Some leaders of the Opposition INLD had conducted sting operations on some of the ruling party MLAs as well as Independents to prove they were taking money for CLU
Subsequently, most of those who had purchased the land were granted CLU permissions to convert the agricultural land to commercial use, which raked in crores for the beneficiaries.
The liberal grant of CLUs had in fact become a well-oiled machinery during Hooda’s regime. Some leaders of the opposition INLD had also conducted sting operations on some of the ruling party MLAs as well as independent MLAs to ‘prove’ that they were accepting money to facilitate CLU permissions. Following a complaint by party leaders to the Haryana Lokayukta earlier this year, it had recommended registration of FIRs against five former MLAs for allegedly accepting bribes for getting lucrative CLU permissions. The Khattar government is yet to take a decision on the recommendation but the way it is probing all such deals, it is a matter of time before it orders registration of cases against accused in the sting operations.
Another much-talked-about case involving Hooda is the Robert Vadra land deal. Vadra’s company, Skylight Hospitality, had purchased about three acres of land in Manesar for about 7 crore which was sold to the real estate giant DLF for a whopping 58 crore after only a few months. The only significant development that took place during the period pertaining to the land was that the Hooda government had granted a CLU permission. The Khattar government had appointed the Justice Dhingra Commission to probe the deal. In the report submitted on 31 August, the Commission has indicted Hooda. The government is bound to initiate action on it soon.
Hooda was also booked by the Haryana Vigilance Bureau in a case involving allotment of land to the National Herald in Panchkula. The FIR registered against him stated that he had illegally re-allotted land to the newspaper in 2005, in which Sonia Gandhi, Priyanka Gandhi, Rahul Gandhi and some other Congress leaders had a stake. He is alleged to have re-allotted the ‘resumed’ prized land for a sum of 59 lakh against the market rate of estimated Rs 23 crore.
In yet another instance relating to shady land deals, the CBI had registered a case relating to allotment of 14 high-value industrial plots in Panchkula at the fag end of Hooda’s tenure as chief minister. Hooda has not been directly named in the case but the decision was taken by him in his capacity as the chairman of the Haryana Urban Development Authority (HUDA). Evidently all the 14 plots were allotted to persons considered close to Hooda and most of them did not meet the basic criteria fixed for allotment of industrial plots.

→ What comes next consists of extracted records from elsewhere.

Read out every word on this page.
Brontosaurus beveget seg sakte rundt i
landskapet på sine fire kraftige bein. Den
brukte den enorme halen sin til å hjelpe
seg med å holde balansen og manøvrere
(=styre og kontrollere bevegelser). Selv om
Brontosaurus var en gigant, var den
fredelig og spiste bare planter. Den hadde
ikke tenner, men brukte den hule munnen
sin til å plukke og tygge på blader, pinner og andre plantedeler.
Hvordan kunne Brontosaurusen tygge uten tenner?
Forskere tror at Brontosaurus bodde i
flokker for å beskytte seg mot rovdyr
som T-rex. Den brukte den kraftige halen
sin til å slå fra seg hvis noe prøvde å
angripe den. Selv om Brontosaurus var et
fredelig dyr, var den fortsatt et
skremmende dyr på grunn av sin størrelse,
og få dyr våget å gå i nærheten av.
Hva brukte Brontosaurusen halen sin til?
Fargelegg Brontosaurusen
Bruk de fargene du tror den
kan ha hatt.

Obviously this is not the last of such cases for which Hooda would be booked. Given the liberal use of his discretionary powers and effort to please all and sundry, Hooda has a lot to answer for. He has been attributing all these cases against him to “political vendetta unleashed by the BJP government” but clearly he cannot hope to escape the law of the land. At the same time, he should be provided fair opportunity to defend himself.